Öğrenmeyi öğrenmek işini, bilgi deryasında bireyin ilerlemesini kolaylaştıran
yüzme stillerine benzetebiliriz.
Bilinmesi
gereken bir husus da şu: Öğrenme
bireyseldir, bireye özgüdür. Her insanın öğrenme şekli ve süreci farklıdır.

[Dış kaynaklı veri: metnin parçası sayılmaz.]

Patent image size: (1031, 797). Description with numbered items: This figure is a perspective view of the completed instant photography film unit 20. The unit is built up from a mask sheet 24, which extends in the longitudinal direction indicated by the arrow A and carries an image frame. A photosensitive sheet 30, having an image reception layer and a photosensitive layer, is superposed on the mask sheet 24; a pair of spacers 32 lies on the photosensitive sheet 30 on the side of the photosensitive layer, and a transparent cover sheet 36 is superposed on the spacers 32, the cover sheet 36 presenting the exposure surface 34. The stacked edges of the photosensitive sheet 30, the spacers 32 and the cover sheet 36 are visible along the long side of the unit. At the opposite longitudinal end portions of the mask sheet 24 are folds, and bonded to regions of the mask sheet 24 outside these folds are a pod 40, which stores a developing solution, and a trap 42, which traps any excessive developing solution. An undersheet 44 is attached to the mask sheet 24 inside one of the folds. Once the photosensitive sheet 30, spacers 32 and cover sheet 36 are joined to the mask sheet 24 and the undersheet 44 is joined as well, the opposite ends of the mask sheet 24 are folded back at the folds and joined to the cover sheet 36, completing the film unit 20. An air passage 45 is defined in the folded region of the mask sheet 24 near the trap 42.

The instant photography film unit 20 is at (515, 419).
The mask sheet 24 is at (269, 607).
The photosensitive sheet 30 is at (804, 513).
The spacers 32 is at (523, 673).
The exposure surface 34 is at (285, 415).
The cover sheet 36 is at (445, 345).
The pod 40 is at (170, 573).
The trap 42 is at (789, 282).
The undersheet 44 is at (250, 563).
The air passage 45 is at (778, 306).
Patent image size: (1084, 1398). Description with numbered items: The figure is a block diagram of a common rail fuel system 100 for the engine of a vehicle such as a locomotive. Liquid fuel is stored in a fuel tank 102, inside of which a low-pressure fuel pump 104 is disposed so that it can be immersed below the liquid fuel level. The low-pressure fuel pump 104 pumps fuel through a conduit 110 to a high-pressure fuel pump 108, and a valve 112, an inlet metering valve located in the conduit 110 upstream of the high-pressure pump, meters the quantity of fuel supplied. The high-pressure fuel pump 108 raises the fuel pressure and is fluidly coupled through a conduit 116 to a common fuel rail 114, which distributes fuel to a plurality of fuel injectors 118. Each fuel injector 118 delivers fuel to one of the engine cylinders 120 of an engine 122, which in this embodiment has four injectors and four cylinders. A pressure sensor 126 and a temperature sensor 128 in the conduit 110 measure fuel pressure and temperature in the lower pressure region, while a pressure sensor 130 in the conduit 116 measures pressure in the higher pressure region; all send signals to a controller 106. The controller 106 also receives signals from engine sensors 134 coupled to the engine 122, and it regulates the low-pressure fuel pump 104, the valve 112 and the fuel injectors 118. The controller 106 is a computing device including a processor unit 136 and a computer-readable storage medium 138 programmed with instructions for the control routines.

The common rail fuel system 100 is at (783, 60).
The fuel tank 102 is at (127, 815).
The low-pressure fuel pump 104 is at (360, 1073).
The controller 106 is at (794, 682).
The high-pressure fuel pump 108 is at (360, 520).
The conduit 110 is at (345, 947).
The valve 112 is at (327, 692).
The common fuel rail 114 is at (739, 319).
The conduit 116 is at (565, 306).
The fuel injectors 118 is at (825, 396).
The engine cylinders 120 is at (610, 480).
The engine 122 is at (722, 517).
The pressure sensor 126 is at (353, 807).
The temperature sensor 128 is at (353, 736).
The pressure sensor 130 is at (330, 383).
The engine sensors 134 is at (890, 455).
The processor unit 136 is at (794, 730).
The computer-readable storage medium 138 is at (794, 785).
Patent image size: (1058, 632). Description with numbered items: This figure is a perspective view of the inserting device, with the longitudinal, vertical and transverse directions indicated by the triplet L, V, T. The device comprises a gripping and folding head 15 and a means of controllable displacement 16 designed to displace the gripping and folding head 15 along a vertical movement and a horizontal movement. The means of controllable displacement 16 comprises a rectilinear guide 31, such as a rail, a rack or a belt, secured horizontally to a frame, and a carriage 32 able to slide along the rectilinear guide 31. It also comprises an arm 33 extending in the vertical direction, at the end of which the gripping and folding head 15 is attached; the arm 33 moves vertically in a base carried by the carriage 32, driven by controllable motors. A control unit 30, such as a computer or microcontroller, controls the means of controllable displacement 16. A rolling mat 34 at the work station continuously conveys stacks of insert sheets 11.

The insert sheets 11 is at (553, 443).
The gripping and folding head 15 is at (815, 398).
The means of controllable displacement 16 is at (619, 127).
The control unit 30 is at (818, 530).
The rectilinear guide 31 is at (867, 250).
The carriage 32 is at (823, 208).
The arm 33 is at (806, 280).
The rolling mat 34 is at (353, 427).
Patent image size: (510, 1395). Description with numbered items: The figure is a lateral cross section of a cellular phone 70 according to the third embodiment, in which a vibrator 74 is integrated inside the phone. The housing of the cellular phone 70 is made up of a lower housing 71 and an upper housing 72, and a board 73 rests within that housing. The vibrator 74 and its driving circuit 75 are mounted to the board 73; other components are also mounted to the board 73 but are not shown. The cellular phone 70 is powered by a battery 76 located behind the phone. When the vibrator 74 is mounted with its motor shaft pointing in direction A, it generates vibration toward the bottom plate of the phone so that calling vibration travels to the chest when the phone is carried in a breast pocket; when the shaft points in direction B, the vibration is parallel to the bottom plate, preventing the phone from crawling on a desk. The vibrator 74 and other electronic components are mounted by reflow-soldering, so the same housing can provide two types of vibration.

Öğrenme, kişinin zihninde kişisel kalıplar ve kayıtlarla gerçekleşir. Herkes
kurbağalama yüzmeyi öğrenebilir. Ancak fizyolojik, anatomik veya bilişsel
yapılar her bireyde farklı olduğundan, herkesin kulaç atması, yüzerken nefes
alışı ve ilerlemesi değişiklik gösterir. Öğrenme de bu şekilde kişiden kişiye
değişir.
Başka biri
sizin adınıza öğrenemez. Öğrenme sürecinde ikinci veya üçüncü şahıslar devreye
girdi ise, o kişi veya kişiler, sizin öğrenme sürecinize katkı sunabilirler. Başkası sizin
adınıza öğrenemeyeceğine göre, hayat boyu öğrenmekten ve öğrenmek için kararlı adımlar
atarak bu keyifli yolculuktan haz almak, doyum sağlamak için gerçekçi,
uygulanabilir ve nitelikli adımlar atmak gerekir.